ヨウタは月明かりの差し込むビルの中、1人打ちひしがれていた。

下に行った人たちはほとんど影にやられた。そしてたった今、細川も行ってしまった……。

もうヨウタには、この場をしのぐカギは残されていなかった。ただ座して死を待つのみだった。

ごめんよ、トウマ、マリ。どうやら自分はここまでのようだ。

ヨウタはかつての弟と妹に、心の中で謝罪した。

その時だった。


───ヒカリは、ヒカリはっ……ヨウタさんがしぬなんていやだよっ!


頭を小さな女の子に殴られたような感覚に陥った。

「……?」

ヨウタは大いに困惑した。しかしだんだんと、少しずつ、その意味を理解した。

そうだ。自分は、生きなければならない。弟と妹のためにも、そして、あの3人のためにも。

諦めるな。どんなに絶望的な状況の中でも、道は拓ける。考えろ。どうすればこの状況を打開できる。まだ探してない場所は───。

その時、とある考えがヨウタに降り注いだ。

トウマとマリの影がゲーム開始を宣言してから、大人達は全員下へ向かった。自分達も階段を下りはした。

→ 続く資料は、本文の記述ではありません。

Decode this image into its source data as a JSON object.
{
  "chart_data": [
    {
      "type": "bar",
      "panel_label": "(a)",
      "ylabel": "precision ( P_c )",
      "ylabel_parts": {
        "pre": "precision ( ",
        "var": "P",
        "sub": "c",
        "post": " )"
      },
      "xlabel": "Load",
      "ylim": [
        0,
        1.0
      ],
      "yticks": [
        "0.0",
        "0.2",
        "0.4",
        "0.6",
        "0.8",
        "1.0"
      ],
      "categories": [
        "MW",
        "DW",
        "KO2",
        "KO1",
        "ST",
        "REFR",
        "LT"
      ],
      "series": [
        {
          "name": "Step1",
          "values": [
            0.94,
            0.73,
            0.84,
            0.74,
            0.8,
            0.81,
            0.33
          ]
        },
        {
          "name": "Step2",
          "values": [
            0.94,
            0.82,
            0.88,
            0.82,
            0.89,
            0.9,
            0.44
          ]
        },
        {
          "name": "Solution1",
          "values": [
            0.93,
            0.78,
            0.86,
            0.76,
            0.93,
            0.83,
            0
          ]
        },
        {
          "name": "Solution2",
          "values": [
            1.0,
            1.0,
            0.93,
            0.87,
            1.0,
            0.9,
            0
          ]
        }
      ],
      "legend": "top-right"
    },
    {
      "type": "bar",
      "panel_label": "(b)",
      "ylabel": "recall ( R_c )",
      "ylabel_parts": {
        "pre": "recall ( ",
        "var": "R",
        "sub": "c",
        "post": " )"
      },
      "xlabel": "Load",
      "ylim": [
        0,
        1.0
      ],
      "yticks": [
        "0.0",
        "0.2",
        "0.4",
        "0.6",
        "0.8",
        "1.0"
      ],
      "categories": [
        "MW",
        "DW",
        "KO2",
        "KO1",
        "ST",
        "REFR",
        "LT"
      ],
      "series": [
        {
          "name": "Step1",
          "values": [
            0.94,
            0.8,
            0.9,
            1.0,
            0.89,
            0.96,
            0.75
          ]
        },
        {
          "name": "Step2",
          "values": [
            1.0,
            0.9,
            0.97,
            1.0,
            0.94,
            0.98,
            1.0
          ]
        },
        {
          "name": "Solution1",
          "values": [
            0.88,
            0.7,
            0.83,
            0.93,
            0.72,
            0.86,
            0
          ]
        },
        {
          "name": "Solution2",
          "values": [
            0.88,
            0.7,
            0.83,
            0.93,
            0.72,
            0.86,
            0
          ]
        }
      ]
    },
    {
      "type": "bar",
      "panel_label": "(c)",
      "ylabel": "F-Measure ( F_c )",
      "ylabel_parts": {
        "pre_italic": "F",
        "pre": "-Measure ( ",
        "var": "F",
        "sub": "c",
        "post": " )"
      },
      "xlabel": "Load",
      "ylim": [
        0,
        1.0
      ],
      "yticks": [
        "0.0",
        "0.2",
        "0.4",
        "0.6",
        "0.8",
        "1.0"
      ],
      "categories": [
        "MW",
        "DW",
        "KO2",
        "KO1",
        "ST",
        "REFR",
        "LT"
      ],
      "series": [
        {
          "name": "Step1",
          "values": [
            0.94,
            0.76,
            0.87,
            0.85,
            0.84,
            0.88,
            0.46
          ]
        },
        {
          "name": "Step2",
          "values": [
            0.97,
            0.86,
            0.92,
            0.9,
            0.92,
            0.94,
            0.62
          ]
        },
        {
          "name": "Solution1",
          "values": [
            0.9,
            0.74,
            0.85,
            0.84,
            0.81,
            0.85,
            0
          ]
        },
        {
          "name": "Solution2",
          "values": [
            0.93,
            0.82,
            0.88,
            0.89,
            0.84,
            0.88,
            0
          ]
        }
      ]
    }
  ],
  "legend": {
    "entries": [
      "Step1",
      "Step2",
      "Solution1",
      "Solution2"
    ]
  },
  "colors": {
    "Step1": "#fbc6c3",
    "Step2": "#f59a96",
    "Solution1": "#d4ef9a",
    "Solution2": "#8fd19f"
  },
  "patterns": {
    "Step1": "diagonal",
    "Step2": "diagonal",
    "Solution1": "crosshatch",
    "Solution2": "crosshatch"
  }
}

言い換えれば、もともと自分達がいた最上階は、誰も探していないということだ。

ヨウタは立ち上がった。そしてすぐに、先程細川が閉めた階段への扉に走り、勢いよく開けた。

眼前には、暗闇の中にかすかに輪郭を残した階段が存在していた。ヨウタは迷わず足を踏み出す。

もちろん恐怖もあった。闇に溶け込んだ影が、いつ自分に手を伸ばしてもおかしくなかった。でも、やらなきゃだめだ。自分しか残っていないのならば、自分が動かないと、終わらない。

足を上げ、一段進む度に、大きく心臓が高鳴るのを感じた。頼むからこのままいってくれと、一瞬のうちに心の中で何度も祈った。

何とかドアの前に辿り着いた。金属質のドアノブに手をかけ、回す。汗で少し滑った。

完全にドアが開くと、そこにはめまいがするほど眩しい明かりに照らされた、見覚えのある光景があった。

この中に、ある───ヨウタは直感でそう感じた。いい感じにごちゃついていて、容易たやすく物を隠せられそうだ。

そこからヨウタは手当たり次第にアダプターを探した。机の中から下に至るまで、しらみ潰しに探した。非効率的だということはわかっていた。

しかし、見つからない。なぜだ、なぜだと、次第にヨウタの中に焦りが芽生え始める。そしてその芽は、どんどん生長していく。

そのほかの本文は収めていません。